And in response, every once in a while, in fact, daily, I will get questions from people.
I've pulled some of these that I wanted to talk with you about.
They're awesome people that have awesome questions.
I want to get right to them.
This first one is Mac from Michigan.
Here's Mac's question.
My spouse carries a lot of stress from work when he's very stressed out.
Me asking a question can trigger a reactionary response.
All I can say is, I'm just asking a question, and then I shut down.
How can I respond better?
Mac,
I understand because as soon as I saw your email, this hits home.
This hits home for me.
So I am a practicing attorney, and then I have this communication advice that I love to share, and that's a passion.

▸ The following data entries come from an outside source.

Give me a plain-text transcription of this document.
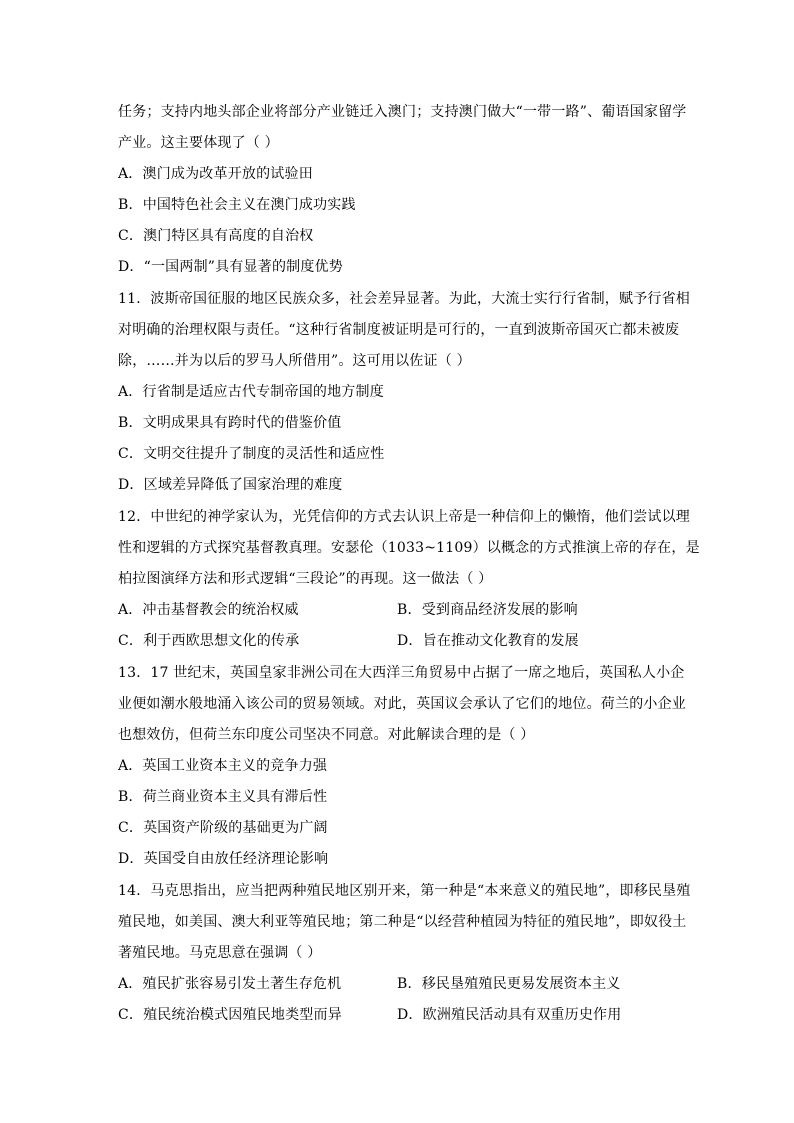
任务；支持内地头部企业将部分产业链迁入澳门；支持澳门做大“一带一路”、葡语国家留学
产业。这主要体现了（ ）
A．澳门成为改革开放的试验田
B．中国特色社会主义在澳门成功实践
C．澳门特区具有高度的自治权
D．“一国两制”具有显著的制度优势
11．波斯帝国征服的地区民族众多，社会差异显著。为此，大流士实行行省制，赋予行省相
对明确的治理权限与责任。“这种行省制度被证明是可行的，一直到波斯帝国灭亡都未被废
除，……并为以后的罗马人所借用”。这可用以佐证（ ）
A．行省制是适应古代专制帝国的地方制度
B．文明成果具有跨时代的借鉴价值
C．文明交往提升了制度的灵活性和适应性
D．区域差异降低了国家治理的难度
12．中世纪的神学家认为，光凭信仰的方式去认识上帝是一种信仰上的懒惰，他们尝试以理
性和逻辑的方式探究基督教真理。安瑟伦（1033~1109）以概念的方式推演上帝的存在，是
柏拉图演绎方法和形式逻辑“三段论”的再现。这一做法（ ）
A．冲击基督教会的统治权威	B．受到商品经济发展的影响
C．利于西欧思想文化的传承	D．旨在推动文化教育的发展
13．17 世纪末，英国皇家非洲公司在大西洋三角贸易中占据了一席之地后，英国私人小企
业便如潮水般地涌入该公司的贸易领域。对此，英国议会承认了它们的地位。荷兰的小企业
也想效仿，但荷兰东印度公司坚决不同意。对此解读合理的是（ ）
A．英国工业资本主义的竞争力强
B．荷兰商业资本主义具有滞后性
C．英国资产阶级的基础更为广阔
D．英国受自由放任经济理论影响
14．马克思指出，应当把两种殖民地区别开来，第一种是“本来意义的殖民地”，即移民垦殖
殖民地，如美国、澳大利亚等殖民地；第二种是“以经营种植园为特征的殖民地”，即奴役土
著殖民地。马克思意在强调（ ）
A．殖民扩张容易引发土著生存危机	B．移民垦殖殖民更易发展资本主义
C．殖民统治模式因殖民地类型而异	D．欧洲殖民活动具有双重历史作用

And then my wife is also a practicing attorney.
She does educational law, totally different world than me.
But when we get home, yes, it is, you're like any other husband and wife.
There are questions that she gives me as soon as I come in the door, or there's times when I'm asking her questions.
So I'm about to wade into
some topics, y'all, that
you may not agree with.
You might go, that's not for me.
That's fine.
This is what I'm about to tell you is what works for me.
This is not a replacement for couples therapy.
It's not a replacement for any kind of therapy.
Let's be clear about that.
So, Mac, this is what,
let me give you first a perspective of what could be happening to your husband.
And I'm just saying this from my point of view.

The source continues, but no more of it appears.